Here you can see some of
the enzymes associated
with various GAG
degradations. An
important point is the early
involvement of alpha-Liduronidase in the degradative
sequence (red arrow). This
essentially leaves the molecule in
a large, nearly intact form to
pile up in tissues and fluids.
The odd sequence of dermatan
sulfate (in case you didn’t catch it
[blue arrow]) is typical of GAGs.
Here are some typical appearances of Hurler disease children.
The blank, unknowing stare – the swollen organs and joints
are common. The cornea is seen at the right. In particular, note
the ring of GAG deposits in the tissue.
This picture shows the
accumulation of GAGs
in a histiocyte of the
brain of a Hurler’s
patient.

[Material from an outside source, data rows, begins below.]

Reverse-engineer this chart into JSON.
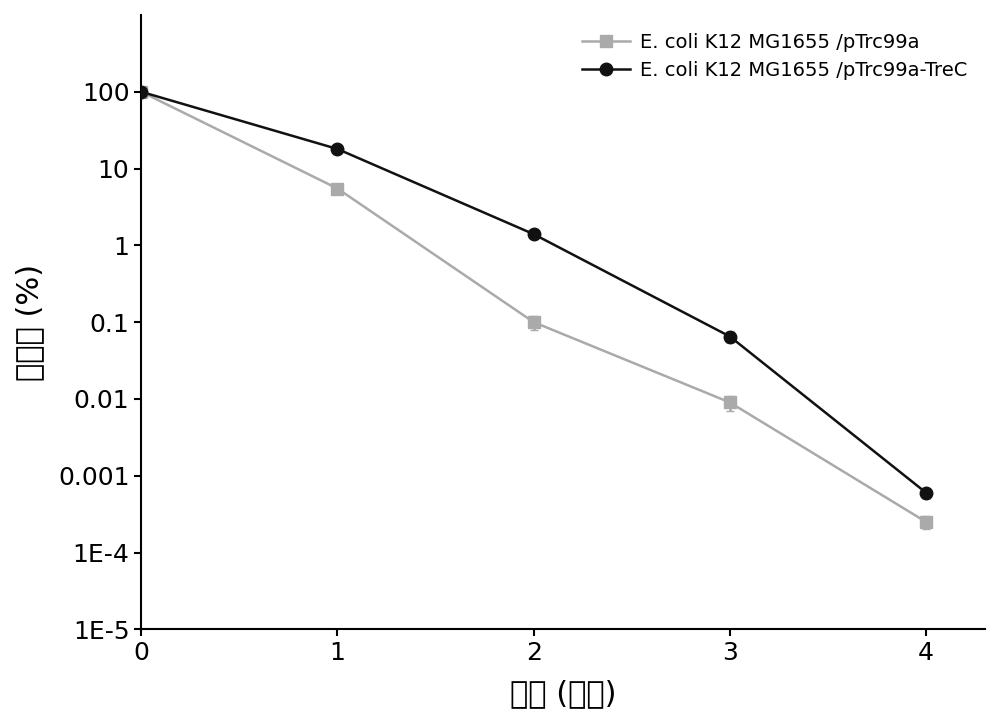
{
  "x": [
    0,
    1,
    2,
    3,
    4
  ],
  "gray_y": [
    100,
    5.5,
    0.1,
    0.009,
    0.00025
  ],
  "gray_yerr": [
    0,
    0.8,
    0.02,
    0.002,
    5e-05
  ],
  "black_y": [
    100,
    18,
    1.4,
    0.065,
    0.0006
  ],
  "black_yerr": [
    0,
    1.5,
    0.15,
    0.01,
    8e-05
  ],
  "gray_color": "#aaaaaa",
  "black_color": "#111111",
  "xlabel": "时间 (小时)",
  "ylabel": "存活率 (%)",
  "label_gray": "E. coli K12 MG1655 /pTrc99a",
  "label_black": "E. coli K12 MG1655 /pTrc99a-TreC",
  "ylim_bottom": 1e-05,
  "ylim_top": 1000,
  "xlim_left": 0,
  "xlim_right": 4.3
}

A histiocyte is
a type of phagocyte
derived from bone
marrow that invades
other tissues. Note the
engorgement of GAGs
in the vacuoles of the
cell (one colored
orange).
ASSAY FOR HURLER’S DISEASE
In the assay, an artificial
substrate replaces
dermatan sulfate (or
other GAG) with a
fluorgen bound to
iduronic acid. When the
enzyme lyses the
substrate, the product:
4-methylumbelliferone
fluoresces at 446 nm in
proportion to the
activity of the enzyme.
TREATMENT
There are two forms of treatment:
1) bone marrow transplant. The earlier this is done the
better to avoid brain irreversible damage. The bone
marrow makes the missing enzyme and can be
successful, but it is risky.
2) enzyme replacement therapy. This has limited
success and often will not correct neural damage.
It’s long term outcome is not known.
FOR REVIEW:
1) Basic GAG structure and function . Do not memorize
specific structures.
2) Can you explain the difference between a glycoprotein
and a proteoglycan?
3) What is decorin and lumican?
4) What is known about the nature of GAG/proteoglycans
and collagens in the spacing of collagen fibers in the
corneal stroma? How are collagens V/VI involved in
this association? What kind of a spacing structure
(geometric) is proposed for collagen and proteoglycan
spacing?
5) What is known about hyaluronate and type II associations?
What about type IX/XI collagen there?
6) How does GAG degradation occur and where does it go
wrong in the mucopolysaccharidoses?
7) Can you thoroughly explain Hurler’s disease? How is it assayed?